Ve onlarda, bu ülkenin gençliğini ve sosyal kesimlerini çatışıyormuş gibi
göstermek, o konuma getirmek gerekti.
--Hoş,
bazı aklı evvelere bugün bile bakar iseniz, "neydi o, kardeşin kardeşi
öldürdüğü yıllar" derken, 11 Eylül 1980 günboyu yapılan hazırlıklar, 12
Eylül 1980'nin ilk saatlerinde de sürmüş ve gece yarısı 03.00'de darbe
bildirisi, halka Ankara Radyosundan duyuruluyordu.
--Aynı
anda, tabi Bizde şafak atmamışken, Amerika günün ortasına gelmiştir ve
yaşanılanlar yıllar sonra, İngiliz yayın kuruluşu BBC'nin, 2011 yılında Bilgi
Edinme Yasası kapsamında yapılan bir başvuru üzerine, gizliliği kaldırılan
"12 EYLÜL CUNTA DARBESİ"ne ilişkin ABD Dışişleri Bakanlığı belgelerini,
üç günlük bir yazı dizisi ile yayınlıyor.
--Bir
çok yerde de bu söz ve belgeler var ama, hala birileri "sağ-sol
kavgası" diye martaval okuduğu için ben onlara ingiliz belgeleri ile
sesleneyim. Mulum, onlar için "asılacaksan bile, ingiliz ipiyle asılmak
evladır".
--12
Eylül Askeri Darbesini, 1970’li yılların CIA’nin Türkiye Şefi olan Paul Henze,
ABD Başkanı Jimmy Carter’a “[Y]Our Boys have done it" (Seninkiler
yaptı/Bizim Çocuklar işi bitirdi) bizim çocuklar başardı” diye haber vermişti.
--Hemen
ardında da, darbeciler, "NATO ve bütün batı ittifaklarına
bağlılıklarını" bildirmişlerdir.
--Peki,
iyi de bu darbe Amerika, batı ve Emperyalizm için ne anlam taşıyordu ve
gerekliydi.
--Emperyalistler
açısından Uzun vadeli sorun Atatürk Cumhuriyeti ve Devletiydi. Olabildiğince
Laik ve anti-emperyalist bir cizgisi vardı devletin ve kurumlarının. Devletin
sanayisi ve ticari kurumları (Sümerbank, Etibank, PTT gibi) vardı. Bu ise,
Emperyalizmin özüne tersdi.
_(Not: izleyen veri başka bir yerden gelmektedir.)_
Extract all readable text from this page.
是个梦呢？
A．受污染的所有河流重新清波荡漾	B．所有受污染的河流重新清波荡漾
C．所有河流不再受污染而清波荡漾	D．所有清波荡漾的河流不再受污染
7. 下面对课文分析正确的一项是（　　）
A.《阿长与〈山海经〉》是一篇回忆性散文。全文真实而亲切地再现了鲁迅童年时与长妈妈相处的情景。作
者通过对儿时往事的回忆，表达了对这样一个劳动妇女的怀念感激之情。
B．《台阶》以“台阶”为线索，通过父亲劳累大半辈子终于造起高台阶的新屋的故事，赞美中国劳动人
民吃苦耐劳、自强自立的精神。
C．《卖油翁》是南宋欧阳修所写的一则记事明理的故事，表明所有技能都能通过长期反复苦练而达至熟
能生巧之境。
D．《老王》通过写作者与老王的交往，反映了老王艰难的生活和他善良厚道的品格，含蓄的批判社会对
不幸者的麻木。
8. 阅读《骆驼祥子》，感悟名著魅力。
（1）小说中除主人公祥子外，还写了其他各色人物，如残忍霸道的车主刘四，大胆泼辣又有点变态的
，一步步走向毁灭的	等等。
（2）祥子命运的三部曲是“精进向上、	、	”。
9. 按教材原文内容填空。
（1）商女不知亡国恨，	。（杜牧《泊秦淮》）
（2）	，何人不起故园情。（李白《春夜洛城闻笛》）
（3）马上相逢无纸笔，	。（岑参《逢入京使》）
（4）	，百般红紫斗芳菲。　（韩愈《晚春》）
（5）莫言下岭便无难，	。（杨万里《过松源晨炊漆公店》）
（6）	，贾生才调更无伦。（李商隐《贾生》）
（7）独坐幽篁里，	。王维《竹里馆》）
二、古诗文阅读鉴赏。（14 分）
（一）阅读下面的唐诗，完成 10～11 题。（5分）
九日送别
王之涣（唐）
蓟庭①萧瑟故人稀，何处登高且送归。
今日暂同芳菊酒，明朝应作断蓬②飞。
Acilen "halledilmesi", ortadan
kaldırılması gerekiyordu.
--Demirel
Başbakanlığında ki Türkiye Cumhuriyeti Hükûmeti(43) tarafından 24 Ocak 1980
tarihinde ekonomik ve siyasi yapısal dönüşümleri içeren bir EKONOMİK İSTİKRAR
programı, Başbakanlık Müsteşarlığına getirilen Turgut Özal tarafından kısa
sürede hazırlanmış ve 24 Ocak 1980'de kamuoyuna açıklanmıştı.
--Devletin
elinde ne var ise satışını sağlayan, sosyal devleti ortadan kaldıracak
uygulamalara izin veren bu sürecin olağan şartlarda yürütülmesi mümkün değildi.
--Sendikalar,
halk kesimleri ve siyasiler bu konularda duyarlı ve örgütlüydü. O yüzden bu
direncin kırılması, yok edilmesi gerekliydi.
--Uluslararası
boyutta ise, "Albaylar Cuntası" darbesi ile Yunanistan NATO'dan
çıkmış, ama artık batının Yunanistana NATO'da ihtiyaci vardı, biran önce
dönmesi gerekti. Ve "tak" paşama emredilecek, o da, "pat"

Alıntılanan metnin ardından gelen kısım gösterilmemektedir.